Success in acquiring a foreign language often hinges on enjoying the act of learning itself. So what should you do if you’re finding it difficult?
As an English speaker who live in France, I often meet people grappling with conflict. They possess strong motivations to master French: forming friendships, advancing in their careers, meeting the in-laws, understanding the kids… But the process of learning itself induces so much stress they tend to shy away from the very activities necessary to achieve their language goals.
This issue is not insurmountable but requires a direct confrontation.
Entering the “Flow State”
You may be familiar with the concept of being in a “flow state,” where you’re so engrossed in an activity that time seems to slip away unnoticed. This state may occur for you when you’re in an engaging conversation, absorbed in a compelling book, painting a picture, playing a video game… Each of us has our own triggers.
Mihaly Csikszentmihalyi, the Hungarian psychologist, coined the term “flow state” to describe this sensation of being completely immersed in what we’re doing. It’s the state of mind we need to aim for when learning a new language.
Csikszentmihalyi outlines several conditions that must be met for us to enter a flow state. One crucial one is that the challenge at hand should slightly surpass our current skill levels. If a task is too challenging, it leads to anxiety and stress. Conversely, a task that is too easy results in fatigue and boredom. By engaging with an activity that is sufficiently challenging yet achievable, we find ourselves in the target zone. The goal can be represented diagrammatically like this:
In language learning, the aim is to operate within that middle zone, gradually increasing the challenge level to progress without succumbing to the Scylla of anxiety or the Charybdis of tedium.
Discovering Language Learning Flow Activities
With this map in mind, it’s easy to see why learning a language can be stressful. Conversation in a foreign language can be overwhelmingly difficult for someone armed with just a few basic words learned from school. If not managed carefully, this anxiety can sour one’s perception of the whole experience.

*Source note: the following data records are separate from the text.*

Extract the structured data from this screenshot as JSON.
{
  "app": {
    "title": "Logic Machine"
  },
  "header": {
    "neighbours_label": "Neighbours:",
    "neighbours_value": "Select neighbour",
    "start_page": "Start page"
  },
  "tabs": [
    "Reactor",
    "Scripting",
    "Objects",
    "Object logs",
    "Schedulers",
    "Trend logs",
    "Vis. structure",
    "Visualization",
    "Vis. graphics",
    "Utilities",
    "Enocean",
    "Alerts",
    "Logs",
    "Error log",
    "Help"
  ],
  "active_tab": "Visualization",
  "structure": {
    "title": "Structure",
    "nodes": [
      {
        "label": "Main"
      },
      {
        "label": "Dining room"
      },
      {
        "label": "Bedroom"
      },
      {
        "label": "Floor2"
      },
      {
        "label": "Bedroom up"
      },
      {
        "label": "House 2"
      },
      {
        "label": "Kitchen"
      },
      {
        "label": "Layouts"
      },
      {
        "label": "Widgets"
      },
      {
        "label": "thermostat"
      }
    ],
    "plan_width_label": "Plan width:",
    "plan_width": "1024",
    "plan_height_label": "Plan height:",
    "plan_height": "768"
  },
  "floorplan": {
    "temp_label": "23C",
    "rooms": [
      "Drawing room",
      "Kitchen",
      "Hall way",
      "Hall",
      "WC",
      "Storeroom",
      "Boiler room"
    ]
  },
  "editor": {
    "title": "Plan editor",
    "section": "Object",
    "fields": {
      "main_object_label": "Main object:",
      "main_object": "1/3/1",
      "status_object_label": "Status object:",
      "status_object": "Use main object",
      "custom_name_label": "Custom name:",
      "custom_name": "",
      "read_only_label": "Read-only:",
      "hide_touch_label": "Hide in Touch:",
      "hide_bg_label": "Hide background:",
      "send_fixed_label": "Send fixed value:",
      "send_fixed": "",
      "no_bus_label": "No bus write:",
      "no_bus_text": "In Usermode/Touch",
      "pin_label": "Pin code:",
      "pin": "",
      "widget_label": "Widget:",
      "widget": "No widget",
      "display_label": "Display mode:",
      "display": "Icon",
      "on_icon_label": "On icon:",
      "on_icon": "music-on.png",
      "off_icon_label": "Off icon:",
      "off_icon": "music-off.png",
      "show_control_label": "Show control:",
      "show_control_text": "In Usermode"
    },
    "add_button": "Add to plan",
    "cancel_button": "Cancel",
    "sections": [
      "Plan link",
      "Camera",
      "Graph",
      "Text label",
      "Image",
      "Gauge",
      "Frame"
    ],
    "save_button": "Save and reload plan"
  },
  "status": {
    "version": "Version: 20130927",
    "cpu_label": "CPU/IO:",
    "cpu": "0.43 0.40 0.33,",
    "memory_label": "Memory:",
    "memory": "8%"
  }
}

The key is to discover activities that keep us in the flow state. Csikszentmihályi suggests that the best activities are those that provide clear objectives and immediate feedback.
You’ll need to find activities that suit you best, perhaps with the guidance of a teacher. However, there are some general guidelines to follow.
For instance, a good objective might involve being understood in conversation, and for that pronunciation is key. A corresponding flow activity could be practising reading aloud and comparing the recording to native speech patterns. Breaking down this exercise and focusing on specific sounds may take around three months. But if you can find that flow state, it’ll be satisfying work.
Another objective could be the ability to express ideas freely, which requires an understanding of grammar. Working through grammar lessons and exercises may not be the first idea that comes to mind for a fun leisure pursuit, but it can become an engaging flow activity once you’re in the zone. The lessons on this website are as good a starting point as any.
Professional athletes or musicians repeat actions over and over again until they become second nature. There’s no shame in adopting the same approach to language learning. Returning to practised language segments repeatedly, growing a little more confident each time, can also become a flow activity.